After Metropolitan Transportation Authority leaders gave the final sign-off on the redesign of the Bronx’s bus network, transit officials revealed they will roll out a revised draft plan for an overhaul in Queens early next year.
MTA officials plan to publish a “totally redone” proposal for bus routes in the World’s Borough some time in the first quarter of 2022, in other words by the end of March, after the agency’s sweeping earlier proposal faced backlash from locals during heated public meetings just before the pandemic.
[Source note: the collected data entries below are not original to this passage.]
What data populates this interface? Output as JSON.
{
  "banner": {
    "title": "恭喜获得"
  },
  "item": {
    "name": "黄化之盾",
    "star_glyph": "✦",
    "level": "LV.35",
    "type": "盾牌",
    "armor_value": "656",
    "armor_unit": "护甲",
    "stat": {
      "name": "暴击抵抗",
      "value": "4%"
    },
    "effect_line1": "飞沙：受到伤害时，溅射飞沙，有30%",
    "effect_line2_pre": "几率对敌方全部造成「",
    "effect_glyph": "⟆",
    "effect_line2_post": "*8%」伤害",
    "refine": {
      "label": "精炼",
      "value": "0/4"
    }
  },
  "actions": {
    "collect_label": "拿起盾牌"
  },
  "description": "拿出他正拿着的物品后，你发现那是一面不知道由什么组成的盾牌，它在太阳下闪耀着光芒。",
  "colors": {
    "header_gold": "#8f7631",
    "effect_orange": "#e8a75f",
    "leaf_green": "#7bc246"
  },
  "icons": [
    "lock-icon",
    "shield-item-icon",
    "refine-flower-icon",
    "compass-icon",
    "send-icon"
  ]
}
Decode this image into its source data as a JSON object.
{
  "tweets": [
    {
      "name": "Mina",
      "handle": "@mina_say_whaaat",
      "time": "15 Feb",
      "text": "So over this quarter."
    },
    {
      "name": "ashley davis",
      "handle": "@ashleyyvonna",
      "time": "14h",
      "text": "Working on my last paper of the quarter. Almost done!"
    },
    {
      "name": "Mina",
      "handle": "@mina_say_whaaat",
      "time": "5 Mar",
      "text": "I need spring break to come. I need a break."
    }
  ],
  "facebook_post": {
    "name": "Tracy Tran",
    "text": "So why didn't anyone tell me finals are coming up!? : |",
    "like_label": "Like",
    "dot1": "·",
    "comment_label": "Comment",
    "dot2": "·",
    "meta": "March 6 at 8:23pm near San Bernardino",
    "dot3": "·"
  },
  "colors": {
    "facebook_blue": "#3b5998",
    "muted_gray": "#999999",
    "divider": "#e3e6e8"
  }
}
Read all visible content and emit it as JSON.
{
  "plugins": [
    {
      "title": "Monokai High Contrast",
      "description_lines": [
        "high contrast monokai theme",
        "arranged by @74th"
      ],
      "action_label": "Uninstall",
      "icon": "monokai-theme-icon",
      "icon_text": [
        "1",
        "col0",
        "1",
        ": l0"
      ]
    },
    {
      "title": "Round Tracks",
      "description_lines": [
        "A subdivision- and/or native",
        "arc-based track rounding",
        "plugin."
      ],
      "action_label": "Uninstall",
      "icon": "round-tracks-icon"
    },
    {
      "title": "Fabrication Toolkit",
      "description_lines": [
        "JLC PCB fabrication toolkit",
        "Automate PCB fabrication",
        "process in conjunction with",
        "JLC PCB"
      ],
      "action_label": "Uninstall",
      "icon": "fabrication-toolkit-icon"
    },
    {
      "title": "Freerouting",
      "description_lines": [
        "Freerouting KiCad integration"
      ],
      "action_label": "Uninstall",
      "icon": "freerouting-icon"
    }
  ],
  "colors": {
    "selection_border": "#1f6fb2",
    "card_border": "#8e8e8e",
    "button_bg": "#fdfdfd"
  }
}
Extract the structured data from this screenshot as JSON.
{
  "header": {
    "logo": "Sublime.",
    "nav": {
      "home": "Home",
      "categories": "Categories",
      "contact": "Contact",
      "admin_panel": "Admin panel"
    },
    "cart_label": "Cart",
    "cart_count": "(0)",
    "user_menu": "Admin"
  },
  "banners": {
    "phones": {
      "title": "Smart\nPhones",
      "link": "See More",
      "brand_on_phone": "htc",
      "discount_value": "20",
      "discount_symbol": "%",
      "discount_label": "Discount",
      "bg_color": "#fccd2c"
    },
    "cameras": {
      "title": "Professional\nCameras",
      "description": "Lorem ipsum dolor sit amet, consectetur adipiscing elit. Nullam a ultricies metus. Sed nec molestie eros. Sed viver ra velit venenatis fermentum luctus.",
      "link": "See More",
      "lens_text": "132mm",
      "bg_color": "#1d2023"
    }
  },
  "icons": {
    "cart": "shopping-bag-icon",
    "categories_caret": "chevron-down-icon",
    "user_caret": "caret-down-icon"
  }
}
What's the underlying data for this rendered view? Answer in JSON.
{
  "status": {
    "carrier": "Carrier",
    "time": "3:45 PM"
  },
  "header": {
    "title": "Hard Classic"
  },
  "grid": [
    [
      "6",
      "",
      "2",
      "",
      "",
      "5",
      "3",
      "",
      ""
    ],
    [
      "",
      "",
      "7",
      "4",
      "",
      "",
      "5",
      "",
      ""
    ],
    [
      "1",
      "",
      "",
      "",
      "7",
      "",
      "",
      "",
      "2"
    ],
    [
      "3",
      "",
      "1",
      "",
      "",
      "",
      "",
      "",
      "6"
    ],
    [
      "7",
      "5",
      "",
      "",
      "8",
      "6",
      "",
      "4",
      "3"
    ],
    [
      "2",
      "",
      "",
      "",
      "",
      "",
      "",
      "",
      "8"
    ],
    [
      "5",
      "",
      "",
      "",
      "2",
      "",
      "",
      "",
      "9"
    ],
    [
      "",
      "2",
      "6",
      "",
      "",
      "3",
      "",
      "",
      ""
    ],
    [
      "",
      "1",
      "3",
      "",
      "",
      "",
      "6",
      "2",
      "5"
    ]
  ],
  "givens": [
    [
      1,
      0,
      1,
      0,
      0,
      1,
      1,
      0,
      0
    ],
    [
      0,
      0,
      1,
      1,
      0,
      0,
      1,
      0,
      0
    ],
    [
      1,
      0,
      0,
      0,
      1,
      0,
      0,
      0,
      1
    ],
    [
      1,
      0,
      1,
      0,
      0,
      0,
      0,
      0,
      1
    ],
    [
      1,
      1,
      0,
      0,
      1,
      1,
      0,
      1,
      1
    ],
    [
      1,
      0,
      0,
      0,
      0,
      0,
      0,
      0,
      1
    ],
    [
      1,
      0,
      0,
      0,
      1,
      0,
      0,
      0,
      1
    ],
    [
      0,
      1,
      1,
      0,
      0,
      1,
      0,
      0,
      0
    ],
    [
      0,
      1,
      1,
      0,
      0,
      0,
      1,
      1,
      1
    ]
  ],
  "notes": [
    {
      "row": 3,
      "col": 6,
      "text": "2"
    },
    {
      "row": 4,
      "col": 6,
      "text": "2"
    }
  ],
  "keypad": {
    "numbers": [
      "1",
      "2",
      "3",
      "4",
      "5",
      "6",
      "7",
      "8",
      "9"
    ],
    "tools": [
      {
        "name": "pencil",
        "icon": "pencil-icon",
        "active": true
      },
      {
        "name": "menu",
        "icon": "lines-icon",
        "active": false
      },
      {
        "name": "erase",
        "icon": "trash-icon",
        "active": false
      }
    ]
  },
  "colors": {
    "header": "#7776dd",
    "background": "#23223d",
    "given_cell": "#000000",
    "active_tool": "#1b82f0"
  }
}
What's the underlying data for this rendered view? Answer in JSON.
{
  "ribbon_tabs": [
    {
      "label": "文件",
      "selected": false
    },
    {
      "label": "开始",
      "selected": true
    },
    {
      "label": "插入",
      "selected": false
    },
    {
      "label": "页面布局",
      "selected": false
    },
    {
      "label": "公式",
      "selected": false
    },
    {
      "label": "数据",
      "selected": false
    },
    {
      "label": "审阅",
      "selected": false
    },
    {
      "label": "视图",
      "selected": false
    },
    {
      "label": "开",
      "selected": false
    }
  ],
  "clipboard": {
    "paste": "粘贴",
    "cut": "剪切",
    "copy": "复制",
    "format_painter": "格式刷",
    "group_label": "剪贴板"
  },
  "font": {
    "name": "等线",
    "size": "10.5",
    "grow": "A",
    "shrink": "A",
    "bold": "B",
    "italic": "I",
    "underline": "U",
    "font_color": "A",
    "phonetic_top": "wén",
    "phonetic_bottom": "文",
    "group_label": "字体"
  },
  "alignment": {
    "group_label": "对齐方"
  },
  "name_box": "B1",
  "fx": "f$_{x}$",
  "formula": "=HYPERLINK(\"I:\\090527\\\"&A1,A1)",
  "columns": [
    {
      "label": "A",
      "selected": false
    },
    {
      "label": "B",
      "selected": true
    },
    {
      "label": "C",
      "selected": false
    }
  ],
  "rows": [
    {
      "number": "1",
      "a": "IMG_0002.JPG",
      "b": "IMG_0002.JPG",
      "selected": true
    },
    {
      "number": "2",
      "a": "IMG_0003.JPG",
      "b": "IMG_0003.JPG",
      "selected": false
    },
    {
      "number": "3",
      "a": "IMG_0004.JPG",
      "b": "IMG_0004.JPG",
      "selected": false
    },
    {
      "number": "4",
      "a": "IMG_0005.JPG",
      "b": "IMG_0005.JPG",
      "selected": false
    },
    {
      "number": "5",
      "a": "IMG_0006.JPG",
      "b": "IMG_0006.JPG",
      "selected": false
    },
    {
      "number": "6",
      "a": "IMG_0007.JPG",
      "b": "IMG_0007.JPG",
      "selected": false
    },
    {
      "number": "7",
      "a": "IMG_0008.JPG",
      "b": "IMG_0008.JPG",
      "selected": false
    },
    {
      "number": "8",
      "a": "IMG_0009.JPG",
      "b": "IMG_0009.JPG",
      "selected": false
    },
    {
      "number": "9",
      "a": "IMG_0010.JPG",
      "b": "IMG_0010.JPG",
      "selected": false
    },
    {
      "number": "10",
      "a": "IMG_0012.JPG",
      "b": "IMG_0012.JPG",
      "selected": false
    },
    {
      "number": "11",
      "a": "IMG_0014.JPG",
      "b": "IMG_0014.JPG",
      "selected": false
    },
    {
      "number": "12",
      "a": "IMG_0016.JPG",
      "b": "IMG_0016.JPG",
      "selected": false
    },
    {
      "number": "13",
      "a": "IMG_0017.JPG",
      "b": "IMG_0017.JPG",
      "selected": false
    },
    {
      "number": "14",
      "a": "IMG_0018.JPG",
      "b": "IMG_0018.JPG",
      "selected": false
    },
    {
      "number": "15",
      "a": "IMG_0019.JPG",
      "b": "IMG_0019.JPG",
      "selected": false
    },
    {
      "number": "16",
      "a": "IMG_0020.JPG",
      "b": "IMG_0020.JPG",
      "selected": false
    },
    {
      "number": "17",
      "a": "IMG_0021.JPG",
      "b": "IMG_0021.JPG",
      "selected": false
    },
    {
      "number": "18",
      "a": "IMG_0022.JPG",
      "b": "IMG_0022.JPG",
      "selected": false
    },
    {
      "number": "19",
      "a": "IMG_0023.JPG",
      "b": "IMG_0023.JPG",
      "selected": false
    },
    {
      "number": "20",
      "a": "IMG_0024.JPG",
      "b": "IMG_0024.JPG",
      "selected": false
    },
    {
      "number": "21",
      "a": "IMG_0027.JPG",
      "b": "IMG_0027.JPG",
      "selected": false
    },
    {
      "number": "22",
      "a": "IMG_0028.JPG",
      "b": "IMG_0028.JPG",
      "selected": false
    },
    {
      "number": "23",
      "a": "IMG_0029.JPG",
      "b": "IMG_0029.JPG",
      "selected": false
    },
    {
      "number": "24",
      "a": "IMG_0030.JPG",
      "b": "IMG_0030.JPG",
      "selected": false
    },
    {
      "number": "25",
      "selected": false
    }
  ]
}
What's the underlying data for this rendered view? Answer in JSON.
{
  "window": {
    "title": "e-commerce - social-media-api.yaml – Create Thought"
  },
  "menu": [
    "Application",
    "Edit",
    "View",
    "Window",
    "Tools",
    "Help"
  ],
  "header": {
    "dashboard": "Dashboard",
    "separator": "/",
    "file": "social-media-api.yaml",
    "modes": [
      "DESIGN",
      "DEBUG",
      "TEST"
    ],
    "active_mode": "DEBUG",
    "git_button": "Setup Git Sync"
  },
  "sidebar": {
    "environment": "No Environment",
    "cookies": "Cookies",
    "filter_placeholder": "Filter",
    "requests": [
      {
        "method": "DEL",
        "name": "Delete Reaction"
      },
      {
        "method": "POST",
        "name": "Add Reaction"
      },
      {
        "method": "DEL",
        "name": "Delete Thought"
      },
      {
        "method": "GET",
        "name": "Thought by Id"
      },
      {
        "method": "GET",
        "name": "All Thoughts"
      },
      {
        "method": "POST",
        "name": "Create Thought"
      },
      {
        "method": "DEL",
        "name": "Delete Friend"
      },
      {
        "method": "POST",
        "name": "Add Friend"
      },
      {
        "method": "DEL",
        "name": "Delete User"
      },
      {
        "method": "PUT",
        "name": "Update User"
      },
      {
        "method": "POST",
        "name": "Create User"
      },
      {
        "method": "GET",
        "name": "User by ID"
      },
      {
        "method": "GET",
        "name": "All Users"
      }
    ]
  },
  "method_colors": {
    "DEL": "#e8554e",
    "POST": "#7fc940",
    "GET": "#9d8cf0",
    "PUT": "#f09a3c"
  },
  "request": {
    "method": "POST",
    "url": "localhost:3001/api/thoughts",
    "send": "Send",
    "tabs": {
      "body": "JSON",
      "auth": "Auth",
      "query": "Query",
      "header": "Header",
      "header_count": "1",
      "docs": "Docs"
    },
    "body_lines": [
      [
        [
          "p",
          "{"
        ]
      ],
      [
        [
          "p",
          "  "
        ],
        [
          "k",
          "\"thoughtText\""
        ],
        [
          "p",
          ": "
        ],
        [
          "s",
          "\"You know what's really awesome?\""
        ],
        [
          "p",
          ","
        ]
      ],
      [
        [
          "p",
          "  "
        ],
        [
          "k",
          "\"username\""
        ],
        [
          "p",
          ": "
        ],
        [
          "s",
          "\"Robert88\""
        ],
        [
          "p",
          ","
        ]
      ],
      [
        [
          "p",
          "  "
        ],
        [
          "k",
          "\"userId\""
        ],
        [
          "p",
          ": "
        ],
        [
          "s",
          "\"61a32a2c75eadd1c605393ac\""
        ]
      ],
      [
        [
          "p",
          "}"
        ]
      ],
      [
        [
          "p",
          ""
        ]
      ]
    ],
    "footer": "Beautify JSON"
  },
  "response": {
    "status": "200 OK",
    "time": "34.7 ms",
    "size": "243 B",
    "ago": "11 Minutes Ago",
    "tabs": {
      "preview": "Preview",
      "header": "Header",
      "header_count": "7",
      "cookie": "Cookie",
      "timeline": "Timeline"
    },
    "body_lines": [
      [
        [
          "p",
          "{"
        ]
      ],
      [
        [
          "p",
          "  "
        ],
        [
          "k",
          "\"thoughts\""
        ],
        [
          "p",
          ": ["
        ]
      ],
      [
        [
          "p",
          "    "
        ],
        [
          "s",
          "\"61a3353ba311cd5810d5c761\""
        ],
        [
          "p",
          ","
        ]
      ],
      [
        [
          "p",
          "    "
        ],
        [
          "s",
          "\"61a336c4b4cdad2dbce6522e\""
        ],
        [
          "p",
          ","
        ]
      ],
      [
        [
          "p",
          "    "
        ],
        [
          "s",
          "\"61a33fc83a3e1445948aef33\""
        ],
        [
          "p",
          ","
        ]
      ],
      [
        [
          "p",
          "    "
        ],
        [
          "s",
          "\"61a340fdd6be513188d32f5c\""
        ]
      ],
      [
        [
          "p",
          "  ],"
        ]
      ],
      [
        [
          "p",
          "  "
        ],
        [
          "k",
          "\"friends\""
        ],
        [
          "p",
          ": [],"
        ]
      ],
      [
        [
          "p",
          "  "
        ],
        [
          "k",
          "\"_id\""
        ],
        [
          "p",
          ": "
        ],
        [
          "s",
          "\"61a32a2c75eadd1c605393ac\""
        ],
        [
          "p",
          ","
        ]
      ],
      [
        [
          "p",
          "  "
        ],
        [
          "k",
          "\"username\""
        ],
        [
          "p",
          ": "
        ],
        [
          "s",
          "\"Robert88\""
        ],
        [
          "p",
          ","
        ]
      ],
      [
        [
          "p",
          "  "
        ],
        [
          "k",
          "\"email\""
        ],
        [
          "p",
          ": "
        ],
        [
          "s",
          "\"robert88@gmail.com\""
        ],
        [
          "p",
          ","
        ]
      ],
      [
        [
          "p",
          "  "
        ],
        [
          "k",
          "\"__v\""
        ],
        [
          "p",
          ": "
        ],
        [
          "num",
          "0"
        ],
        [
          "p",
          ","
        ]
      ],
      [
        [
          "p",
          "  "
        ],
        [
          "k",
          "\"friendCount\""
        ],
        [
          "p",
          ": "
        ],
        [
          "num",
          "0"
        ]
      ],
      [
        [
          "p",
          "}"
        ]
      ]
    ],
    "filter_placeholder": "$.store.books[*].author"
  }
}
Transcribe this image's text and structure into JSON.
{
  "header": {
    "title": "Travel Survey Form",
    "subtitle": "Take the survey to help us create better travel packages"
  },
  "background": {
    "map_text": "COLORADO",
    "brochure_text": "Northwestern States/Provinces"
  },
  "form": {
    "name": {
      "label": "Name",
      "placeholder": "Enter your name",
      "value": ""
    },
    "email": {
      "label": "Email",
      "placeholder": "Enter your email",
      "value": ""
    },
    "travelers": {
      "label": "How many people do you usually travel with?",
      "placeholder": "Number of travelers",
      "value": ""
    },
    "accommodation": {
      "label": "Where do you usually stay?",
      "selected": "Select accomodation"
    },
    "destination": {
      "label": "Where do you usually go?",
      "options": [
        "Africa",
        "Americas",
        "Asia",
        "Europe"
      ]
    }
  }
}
“What you’re going to see is a totally redone draft plan in Queens,” said interim New York City Transit President Craig Cipriano during a press conference after MTA’s monthly board meeting on Dec. 15.
MTA halted efforts to remake its bus routes borough-by-borough during the pandemic and the Queens proposal already had a draft plan before the pause.
The prior plan describes the Queens network as a “confusing labyrinth” combining old trolley lines and routes run by competing private bus companies predating the MTA.
Bus ridership in Queens was on the decline before the pandemic, shrinking by 5.4% during 2014-2019 from 728,872 to 689,702 average weekday riders, as speeds slowed to 8.7 miles per hour.
The old plan proposed to wipe the slate clean and introduce a whole new bus network with straighter and simplified routes and stops spaced further apart, but locals balked at the elimination of some routes at public meetings before the plans were put on hold.
More than 11,000 people have sent in comments about the previously-proposed changes to the borough’s sprawling bus network, according to Cipriano.
“The core piece of redesign efforts is listening to our customers and other stakeholders, electeds, and you’re going to see that with the Queens redesign,” he said.
MTA’s acting chairperson and CEO Janno Lieber — who has promoted better buses as an “engine of equity,” due to the people movers disproportionately serving lower-income communities of color — said it was crucial to hear out Queens residents.
“There’s no place that buses matter more than Queens, because the history of the city,” Lieber said. “It has 2.3 million people but a lot less subway service than other parts of the city so bus redesign, Queens, really important and it deserves full attention in the months to come.”
MTA revived the borough redesigns in August starting with the Bronx, which was the first borough to get a redesign approved by the Authority’s 21-member board Wednesday since the agency overhauled the Staten Island Express Bus routes back in 2018.
The agency will start working on the northern borough’s 46 routes in the summer of 2022, redrawing 16 of them and adding two new ones, while collaborating with the city’s Department of Transportation — which controls the streets — to paint red bus lanes on high-traffic corridors.
Officials plan to ax about 20% of stops in the Bronx, and one advocate said straphangers will likely have to sacrifice stations in Queens too in exchange for faster trips.
“Historically we’ve had some of the closest spacing [of stops] in the world and that’s part of what makes them so slow,” said Danny Pearlstein of Riders Alliance. “The bus was never meant to be a door-to-door service and MTA planners have to balance spacing with the speeds.”
“You can’t have a fast bus that stops on every corner,” he said.
The redesigns were part of MTA’s Fast Forward systemwide modernization plan pushed by former NYCT President and “train daddy” Andy Byford.
They were originally supposed to wrap up in 2021, but MTA postponed completion until 2026 citing the pandemic and staffing shortages to do all the public outreach.
The plan for the next borough, Brooklyn, was at an earlier stage pre-COVID and Cipriano said the agency will keep staff focusing on Queens for now.
“In regards to the Brooklyn redesign, we’re also going to pick up those efforts,” he said. “We’re trying to balance out… how many of those resources will be taken from Queens needed in Brooklyn. So we’ll have more to say in the coming year in that regard.”